In the German state of Saarland, the SPD has won the election. Currently, with votes still being counted, they are at 26 of the 51 seats, a majority. It is possible they will retain that majority as counting continues, but it is also possible they'll fall below a majority. In the latter case, there are easy coalition options with the Greens or the FDP.
Trends elsewhere continue as they have been, but, are starting to get closer to solid. In Italy, the FdI has lead in a number of polls. In Hungary, Orban's Fidesz party has started to slightly pull away from the opposition coalition. In Israel, Pro-Netanyahu parties are getting ever closer to polling a majority. In France, Le Pen has taken a clear 2nd place on the first ballot, while remaining at a loss to Macron on the second ballot.
I'm also looking at other places. In the Philippines, the Marcos-Duterte ticket appears to be polling over 50%, quite a feat when the next two closest tickets are polling at 20% and 10% respectively. They ticket's platform would see the existing policies under Duterte Sr continue. Elections take place May 9th
Serbia also appears set to re-elect its incumbent government. Elections there take place in April 3rd.
Lebanon, hopefully, votes May 15th. They've had elections be canceled in the past.
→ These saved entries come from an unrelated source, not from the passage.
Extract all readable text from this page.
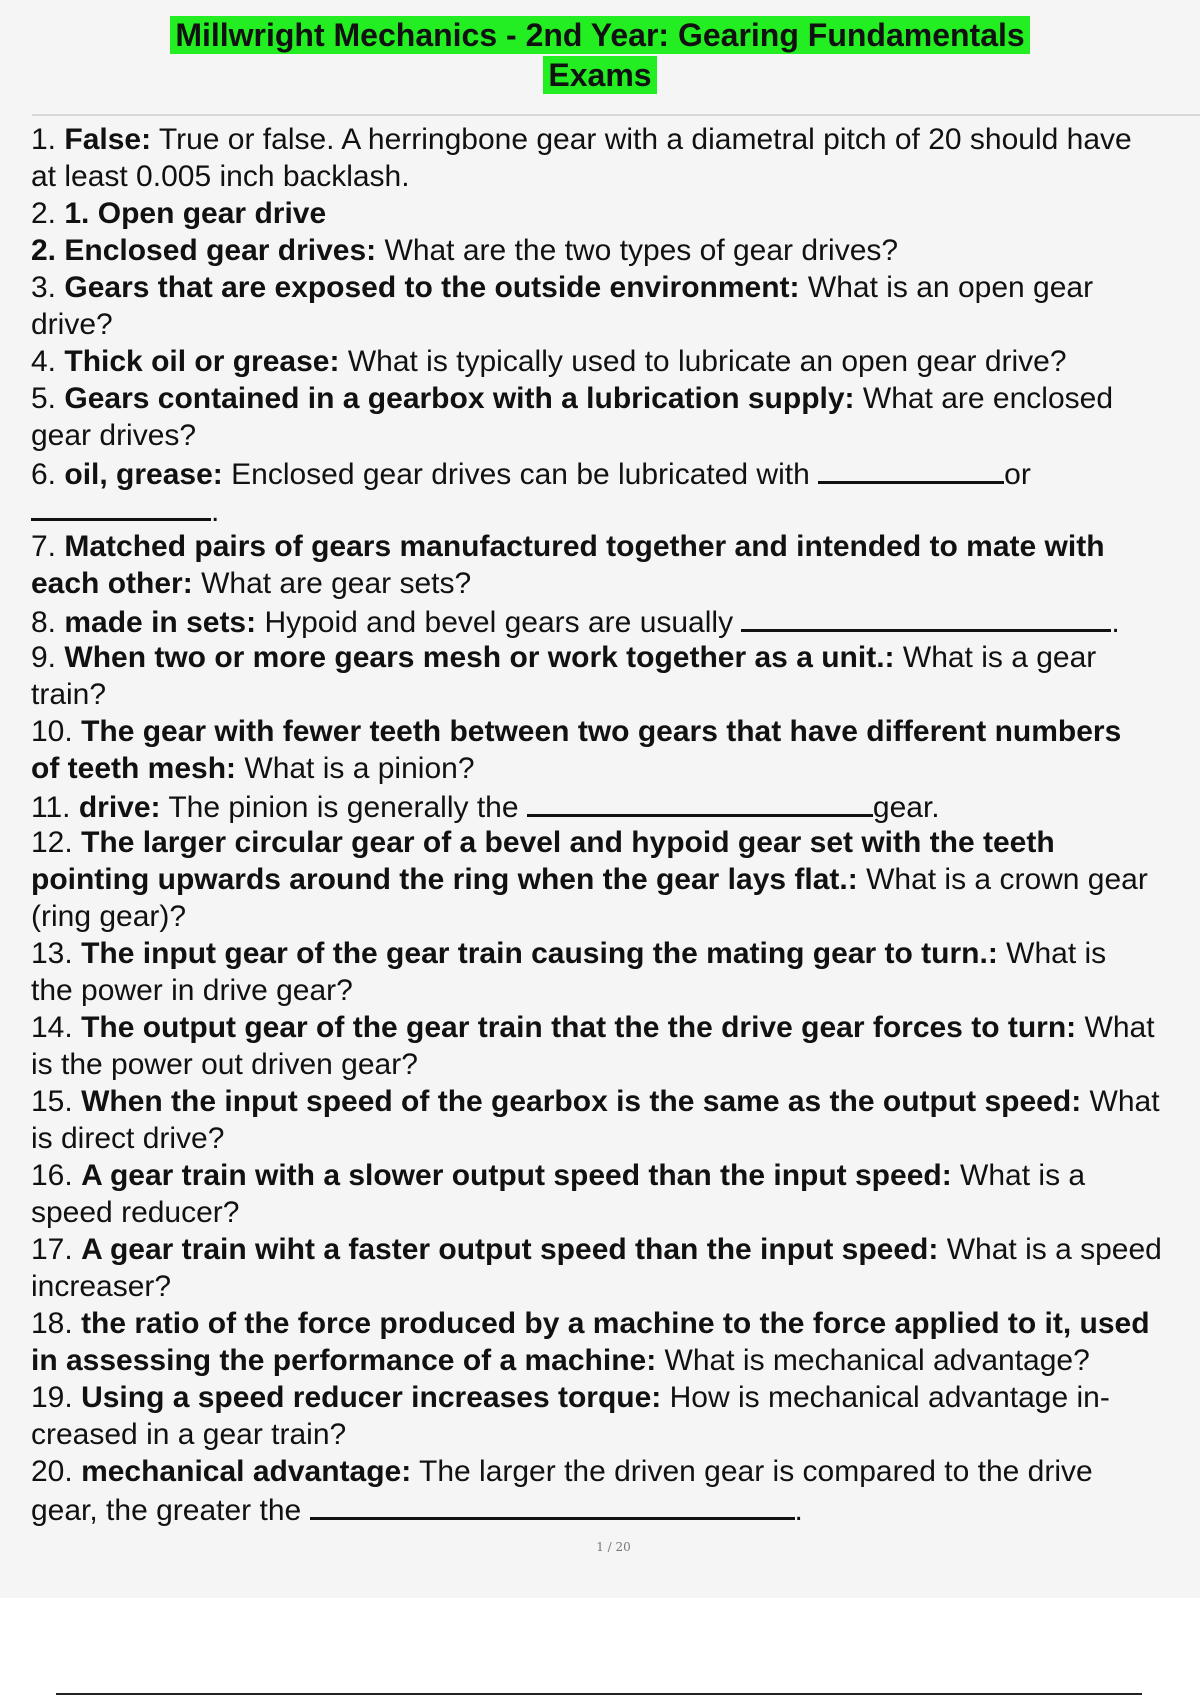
Millwright Mechanics - 2nd Year: Gearing Fundamentals
Exams
1. False: True or false. A herringbone gear with a diametral pitch of 20 should have
at least 0.005 inch backlash.
2. 1. Open gear drive
2. Enclosed gear drives: What are the two types of gear drives?
3. Gears that are exposed to the outside environment: What is an open gear
drive?
4. Thick oil or grease: What is typically used to lubricate an open gear drive?
5. Gears contained in a gearbox with a lubrication supply: What are enclosed
gear drives?
6. oil, grease: Enclosed gear drives can be lubricated with	or
.
7. Matched pairs of gears manufactured together and intended to mate with
each other: What are gear sets?
8. made in sets: Hypoid and bevel gears are usually	.
9. When two or more gears mesh or work together as a unit.: What is a gear
train?
10. The gear with fewer teeth between two gears that have different numbers
of teeth mesh: What is a pinion?
11. drive: The pinion is generally the	gear.
12. The larger circular gear of a bevel and hypoid gear set with the teeth
pointing upwards around the ring when the gear lays flat.: What is a crown gear
(ring gear)?
13. The input gear of the gear train causing the mating gear to turn.: What is
the power in drive gear?
14. The output gear of the gear train that the the drive gear forces to turn: What
is the power out driven gear?
15. When the input speed of the gearbox is the same as the output speed: What
is direct drive?
16. A gear train with a slower output speed than the input speed: What is a
speed reducer?
17. A gear train wiht a faster output speed than the input speed: What is a speed
increaser?
18. the ratio of the force produced by a machine to the force applied to it, used
in assessing the performance of a machine: What is mechanical advantage?
19. Using a speed reducer increases torque: How is mechanical advantage in-
creased in a gear train?
20. mechanical advantage: The larger the driven gear is compared to the drive
gear, the greater the	.
1 / 20
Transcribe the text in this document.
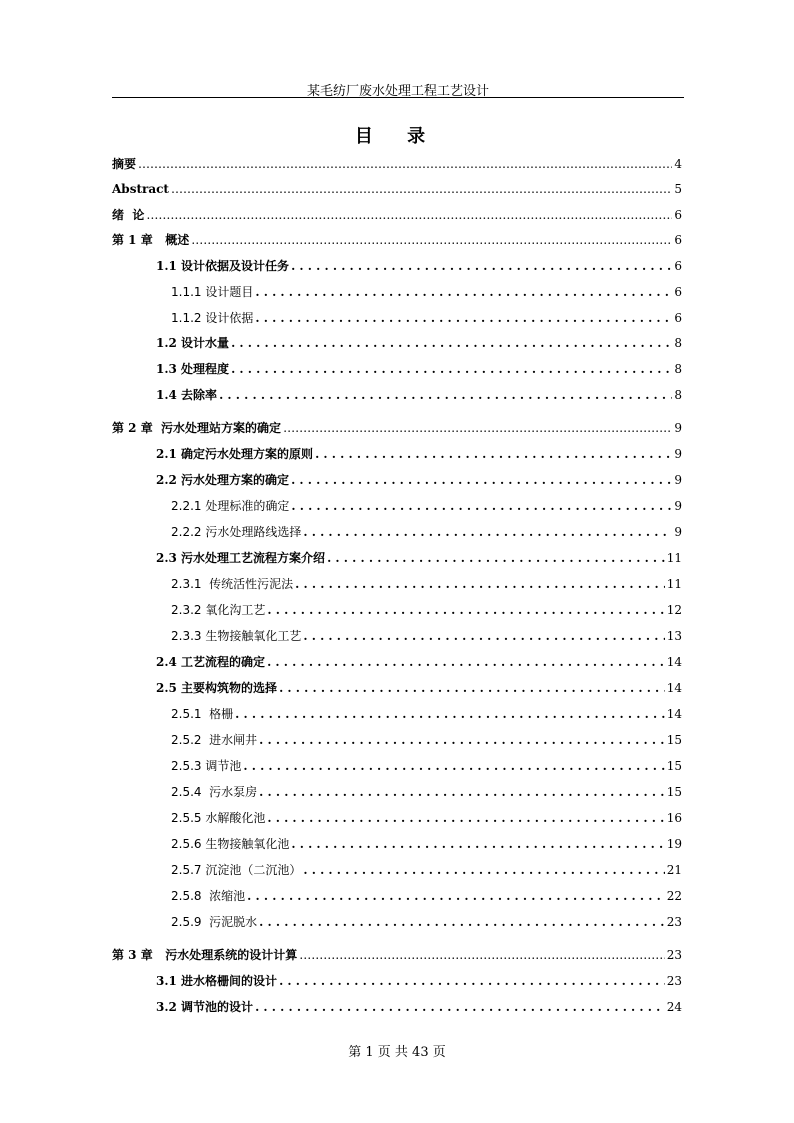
某毛纺厂废水处理工程工艺设计
目 录
摘要 …………………………………………………………………………………………………………………………………………………………………………………………………………………………………………………	4
Abstract …………………………………………………………………………………………………………………………………………………………………………………………………………………………………………………	5
绪  论 …………………………………………………………………………………………………………………………………………………………………………………………………………………………………………………	6
第 1 章   概述 …………………………………………………………………………………………………………………………………………………………………………………………………………………………………………………	6
1.1 设计依据及设计任务 . . .	6
1.1.1 设计题目 . . .	6
1.1.2 设计依据 . . .	6
1.2 设计水量 . . .	8
1.3 处理程度 . . .	8
1.4 去除率 . . .	8
第 2 章  污水处理站方案的确定 …………………………………………………………………………………………………………………………………………………………………………………………………………………………………………………	9
2.1 确定污水处理方案的原则 . . .	9
2.2 污水处理方案的确定 . . .	9
2.2.1 处理标准的确定 . . .	9
2.2.2 污水处理路线选择 . . .	9
2.3 污水处理工艺流程方案介绍 . . .	11
2.3.1  传统活性污泥法 . . .	11
2.3.2 氧化沟工艺 . . .	12
2.3.3 生物接触氧化工艺 . . .	13
2.4 工艺流程的确定 . . .	14
2.5 主要构筑物的选择 . . .	14
2.5.1  格栅 . . .	14
2.5.2  进水闸井 . . .	15
2.5.3 调节池 . . .	15
2.5.4  污水泵房 . . .	15
2.5.5 水解酸化池 . . .	16
2.5.6 生物接触氧化池 . . .	19
2.5.7 沉淀池（二沉池） . . .	21
2.5.8  浓缩池 . . .	22
2.5.9  污泥脱水 . . .	23
第 3 章   污水处理系统的设计计算 …………………………………………………………………………………………………………………………………………………………………………………………………………………………………………………	23
3.1 进水格栅间的设计 . . .	23
3.2 调节池的设计 . . .	24
第 1 页 共 43 页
There is no reliable polling, so it is unclear who stands to gain or lose, but the 2020 explosions will almost certainly have a major impact on the result.
Unless they want to hold separate House and Senate elections, Australia goes to the polls by May 21st. Labor has a massive lead in the 2PP vote according to polling. With a margin of up to 58%-42%, this could be an effective landslide. If this holds, it would be the largest margin of victory since the 70's, or possibly 60's. If the 58%-42% figure held, it would be the widest margin of victory since 1943. However, there is good reason to believe that things will tighten as the election draws closer, as, this has happened in every recent federal election in Australia. Still, I would not be surprised to see Labor alone win over 100 seats. The Pendulum suggest the Coalition could be reduced to 40 seats total.
Lastly, Nepal will vote some time this year. Nepalese politics is complex. It has 3 communist parties, and it is unclear what exactly the difference between them is beyond the people who lead them and may dislike the other leaders on a personal level.